Vanderbilt's Zac Stacy is a stout running back at 5'9" and 216 pounds.
Zac Stacy won't be the first running back taken off the board in this year's draft, but he shouldn't be the last, either.
Stacy isn't the biggest back (5'9" and 216 pounds) nor is he the fastest (4.55-second 40-yard dash at the combine).
But he is someone who should become a serviceable backup in the pros.
He is a versatile back, who, at various times, demonstrates some open-field speed and power while being able to operate in the Wildcat and throw the occasional pass.
These are some highlights showcasing Stacy's skills.
At this point in the game, Vanderbilt is up 19-15 with just over one minute remaining in the fourth quarter.
It's 3rd-and-8, and if the Commodores don't pick up the first down, then they're punting the ball back to Missouri and giving the Tigers a small chance to steal the game.
The Commodores opt to give the ball to Zac Stacy on this play, and he takes them home.
Running off the left side, Stacy gets to the edge and bounces off of a defender who tries to provide a heavy blow. Instead, it's Stacy who makes the defender pay.
Had Stacy gone down there, he would have been short of the first down.
In addition to breaking off the tackle, Stacy had the smarts to slide inbounds after picking up the first down to keep the clock running.
The combination of power and intelligence is what makes this a noteworthy play.
With the game out of reach and Vanderbilt up 48-14 in the fourth quarter, Zac Stacy took a simple handoff up the middle 90 yards for a touchdown.
The blocking up front was strong. There was a nice hole for Stacy to run through with one defender missing a tackle on his way to the end zone.
This isn't the type of player Stacy will be in the NFL. He's not a burner (he ran a 4.55 40-yard dash at the combine).
And while he likely would have been run down in the NFL, it was nice to see him show the ability to keep in front of defenders once he is downfield.
This halfback screen to Zac Stacy came on the Commodores' first offensive play of the game and set the tone in Vanderbilt's 41-18 victory.
On this play, Stacy demonstrates the ability to execute a screen play properly. The first step is catching the ball. Being versatile in today's NFL is key for players like Stacy who aren't elite talents.
Secondly, watch the way Stacy uses his blockers.
Around Vanderbilt's 35-yard line, Stacy could have just blown past the offensive lineman in front of him. That would have been the stupid thing to do.
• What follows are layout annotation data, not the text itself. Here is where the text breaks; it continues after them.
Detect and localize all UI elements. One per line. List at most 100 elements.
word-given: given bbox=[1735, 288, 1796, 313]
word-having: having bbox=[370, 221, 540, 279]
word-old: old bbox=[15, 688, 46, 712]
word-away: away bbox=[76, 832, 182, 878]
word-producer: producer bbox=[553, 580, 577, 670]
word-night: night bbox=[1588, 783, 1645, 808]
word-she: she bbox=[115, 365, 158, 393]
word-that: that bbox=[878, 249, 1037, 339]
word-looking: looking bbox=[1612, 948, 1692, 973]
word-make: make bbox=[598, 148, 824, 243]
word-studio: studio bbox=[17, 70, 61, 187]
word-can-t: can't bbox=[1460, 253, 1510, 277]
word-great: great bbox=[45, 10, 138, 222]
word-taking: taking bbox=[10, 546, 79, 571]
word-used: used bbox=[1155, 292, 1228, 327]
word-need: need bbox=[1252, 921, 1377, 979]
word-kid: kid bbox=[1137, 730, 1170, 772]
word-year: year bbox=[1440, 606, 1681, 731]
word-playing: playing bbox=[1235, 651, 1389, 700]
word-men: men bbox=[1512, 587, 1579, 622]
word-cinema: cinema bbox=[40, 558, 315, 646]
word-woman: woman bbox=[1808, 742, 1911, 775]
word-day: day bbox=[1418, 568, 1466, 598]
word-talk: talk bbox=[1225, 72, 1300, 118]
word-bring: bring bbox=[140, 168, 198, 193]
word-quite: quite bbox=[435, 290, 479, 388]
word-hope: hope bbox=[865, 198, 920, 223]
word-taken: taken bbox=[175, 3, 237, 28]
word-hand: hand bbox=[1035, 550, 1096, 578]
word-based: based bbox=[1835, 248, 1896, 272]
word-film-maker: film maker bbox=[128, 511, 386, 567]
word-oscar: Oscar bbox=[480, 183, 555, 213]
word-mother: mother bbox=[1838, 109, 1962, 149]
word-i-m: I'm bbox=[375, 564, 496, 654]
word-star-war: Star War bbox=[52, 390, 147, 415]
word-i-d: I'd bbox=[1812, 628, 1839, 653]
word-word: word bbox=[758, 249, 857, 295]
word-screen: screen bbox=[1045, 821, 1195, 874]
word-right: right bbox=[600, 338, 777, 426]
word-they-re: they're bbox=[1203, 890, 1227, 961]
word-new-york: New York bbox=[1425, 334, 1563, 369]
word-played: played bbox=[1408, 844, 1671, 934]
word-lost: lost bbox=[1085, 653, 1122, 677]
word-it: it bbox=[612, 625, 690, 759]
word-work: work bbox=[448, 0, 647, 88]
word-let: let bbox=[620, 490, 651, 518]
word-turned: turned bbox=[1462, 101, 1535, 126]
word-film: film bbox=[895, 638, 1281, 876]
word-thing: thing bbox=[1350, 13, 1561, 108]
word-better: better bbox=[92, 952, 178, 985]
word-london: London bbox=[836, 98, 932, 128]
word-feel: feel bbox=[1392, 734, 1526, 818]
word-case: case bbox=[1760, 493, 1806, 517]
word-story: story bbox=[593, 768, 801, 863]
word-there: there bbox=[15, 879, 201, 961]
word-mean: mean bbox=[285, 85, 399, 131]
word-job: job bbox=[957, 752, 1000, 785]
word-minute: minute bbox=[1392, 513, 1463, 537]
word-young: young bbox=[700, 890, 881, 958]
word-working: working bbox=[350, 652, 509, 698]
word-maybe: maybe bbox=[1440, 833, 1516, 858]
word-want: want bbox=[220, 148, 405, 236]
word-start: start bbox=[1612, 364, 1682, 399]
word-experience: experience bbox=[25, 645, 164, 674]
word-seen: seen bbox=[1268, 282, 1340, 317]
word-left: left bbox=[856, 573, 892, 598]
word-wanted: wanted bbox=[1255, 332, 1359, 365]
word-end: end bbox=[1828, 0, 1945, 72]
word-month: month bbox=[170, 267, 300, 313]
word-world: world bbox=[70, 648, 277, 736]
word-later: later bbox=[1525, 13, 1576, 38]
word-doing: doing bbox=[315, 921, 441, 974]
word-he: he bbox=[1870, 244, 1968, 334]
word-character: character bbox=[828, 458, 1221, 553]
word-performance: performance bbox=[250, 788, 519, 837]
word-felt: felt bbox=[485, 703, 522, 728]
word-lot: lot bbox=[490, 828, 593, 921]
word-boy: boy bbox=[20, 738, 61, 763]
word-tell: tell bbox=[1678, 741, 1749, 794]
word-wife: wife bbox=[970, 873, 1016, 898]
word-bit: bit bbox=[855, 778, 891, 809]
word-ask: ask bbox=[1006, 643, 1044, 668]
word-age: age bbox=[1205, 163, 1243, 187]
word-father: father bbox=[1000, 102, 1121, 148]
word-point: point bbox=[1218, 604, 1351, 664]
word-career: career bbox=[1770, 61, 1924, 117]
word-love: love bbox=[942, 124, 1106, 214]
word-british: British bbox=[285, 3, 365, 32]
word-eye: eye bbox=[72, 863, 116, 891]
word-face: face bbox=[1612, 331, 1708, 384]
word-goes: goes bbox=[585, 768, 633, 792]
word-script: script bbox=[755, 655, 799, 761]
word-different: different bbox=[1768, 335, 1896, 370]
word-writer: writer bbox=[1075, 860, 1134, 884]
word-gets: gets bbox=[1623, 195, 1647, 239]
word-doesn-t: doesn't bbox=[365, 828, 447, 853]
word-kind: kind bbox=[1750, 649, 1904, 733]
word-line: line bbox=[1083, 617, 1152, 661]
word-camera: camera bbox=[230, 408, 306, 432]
Instead, he paced himself and allowed his lineman to pick off a defender before bursting down the field and inside Tennessee's 10-yard line.
He stayed patient and took his shot when it was there. Had he gotten overly aggressive, this would have been a 10-yard gain instead of about a 71-yard gain.
Patience by the running back is key to a properly executed screen, which is what we see here.
As I mentioned previously, being versatile is key for any middle-of-the-pack player in the draft.
Zac Stacy, on this halfback pass, demonstrates his ability to partake in trick plays and to throw a somewhat decent ball.
His pass to quarterback Jordan Rodgers isn't the greatest; it's slightly underthrown, but it was a catch Rodgers should have made (especially considering how wide open he was).
Stacy completed just one of four passes on the season for 25 yards, but by giving a running back multiple opportunities to pass the ball, the coaching staff showed faith in Stacy.
Versatility. Versatility. Versatility.
In this play, Zac Stacy assumes the Wildcat formation.
Now, the Wildcat isn't as popular as it once was, but there are still teams out there implementing it into their playbooks.
The Wildcat isn't an overly difficult formation, but (like anything) it is awkward the first few times you do it.
That isn't a problem for Stacy, who has assumed the position numerous times.
On this play, we get a glimpse of his ability to properly read his linemen from the backfield and take the ball into the end zone for the score.
Zac Stacy isn't the quickest back in the NFL draft, which means he must demonstrate a little more power than most.
On this particular play, that's what we get.
Stacy pushes the pile against the Kentucky Wildcats in this 2011 affair and doesn't stop until he reaches the end zone.
Stacy isn't likely to do this at the NFL, given that he's not the biggest back, but demonstrating the will, desire and enough strength to do this should make scouts feel alright about this guy's chances at the next level.